Evliyanın büyüklerinden Ebu Ali Cürcani hazretleri "rahmetullahi aleyh", “Zengin” olmasıyla meşhurdu o yörede.
Bir gün, iki kişi oturmuş Onu konuşuyorlardı.
Biri söze başlayıp;
- Bu zat çok zengindir, dedi.
Öbürü tasdik etti onu:
- Evet, biliyorum.
- Nasıl bu kadar zengin olmuş acaba?
- Bilmem.
Onlar böyle konuşurken oraya geldi mübarek zat.
O gelince sustular tabii.
Onlara bakıp;
- Evet, dünyalığımız çoktur. Ama dünya, kalbimizde değil, cebimizdedir, buyurdu. Paranın yeri ceptir, cüzdandır. Ama kalb değildir. Kalbe para sevgisi girdi mi, o kalbden hayır gelmez.
Ve ekledi:
- Kalb, “Allah sevgisi”nin yeridir, “Para”nın değil.
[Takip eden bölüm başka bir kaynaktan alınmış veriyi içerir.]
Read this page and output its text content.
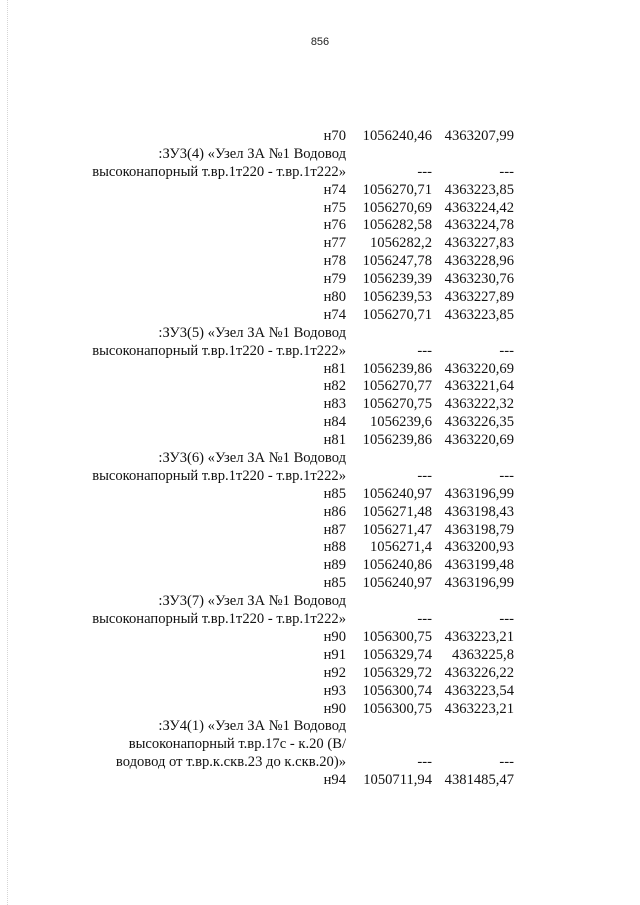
856
н70 1056240,46 4363207,99
:ЗУ3(4) «Узел ЗА №1 Водовод
высоконапорный т.вр.1т220 - т.вр.1т222»	---	---
н74 1056270,71 4363223,85
н75 1056270,69 4363224,42
н76 1056282,58 4363224,78
н77 1056282,2 4363227,83
н78 1056247,78 4363228,96
н79 1056239,39 4363230,76
н80 1056239,53 4363227,89
н74 1056270,71 4363223,85
:ЗУ3(5) «Узел ЗА №1 Водовод
высоконапорный т.вр.1т220 - т.вр.1т222»	---	---
н81 1056239,86 4363220,69
н82 1056270,77 4363221,64
н83 1056270,75 4363222,32
н84 1056239,6 4363226,35
н81 1056239,86 4363220,69
:ЗУ3(6) «Узел ЗА №1 Водовод
высоконапорный т.вр.1т220 - т.вр.1т222»	---	---
н85 1056240,97 4363196,99
н86 1056271,48 4363198,43
н87 1056271,47 4363198,79
н88 1056271,4 4363200,93
н89 1056240,86 4363199,48
н85 1056240,97 4363196,99
:ЗУ3(7) «Узел ЗА №1 Водовод
высоконапорный т.вр.1т220 - т.вр.1т222»	---	---
н90 1056300,75 4363223,21
н91 1056329,74 4363225,8
н92 1056329,72 4363226,22
н93 1056300,74 4363223,54
н90 1056300,75 4363223,21
:ЗУ4(1) «Узел ЗА №1 Водовод
высоконапорный т.вр.17с - к.20 (В/
водовод от т.вр.к.скв.23 до к.скв.20)»	---	---
н94 1050711,94 4381485,47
O anda kalblerinden “Dünya sevgisi”nin çıktığını, yerine “Allah sevgisi”nin girdiğini hissettiler.
Artık talebesi olmuşlardı bu büyük Velinin.
Evliyanın özellikleri
Bir gün de;
- Evliya zatların ne gibi hususiyetleri vardır? diye sordular bu zata.
Cevaben;
- Onlar öyle kullardır ki, onlar görülünce “Allah” hatırlanır, buyurdu.
Ve ekledi:
- Bazı semavi kitaplarda; “Benim Veli kullarımdan birine eziyet eden, bana harp ilan etmiş olur” buyurulmuştur.
Sordular:
- Yani onları üzen iflah olmaz mı efendim?
- Aynen öyle.
- Ya onları sevip sevindirenler hocam?
- Onlara müjdeler olsun, buyurdu. Mutlaka mükafatını görürler bir gün.
Kendi hatanızı görün
Bir gün de;
- Başkalarının hata ve kusurlarını araştırmayalım. Kendi kusurlarımıza bakalım, buyurdu.
Sonra cemaate dönüp;
- Niçin? diye sorun bakalım, buyurdu.
Bunun üzerine sordular:
- Niçin efendim?
Buyurdu ki:
- Başkasının günahından biz mesul değiliz. Bize, bizim günahlarımız sorulacak ahirette.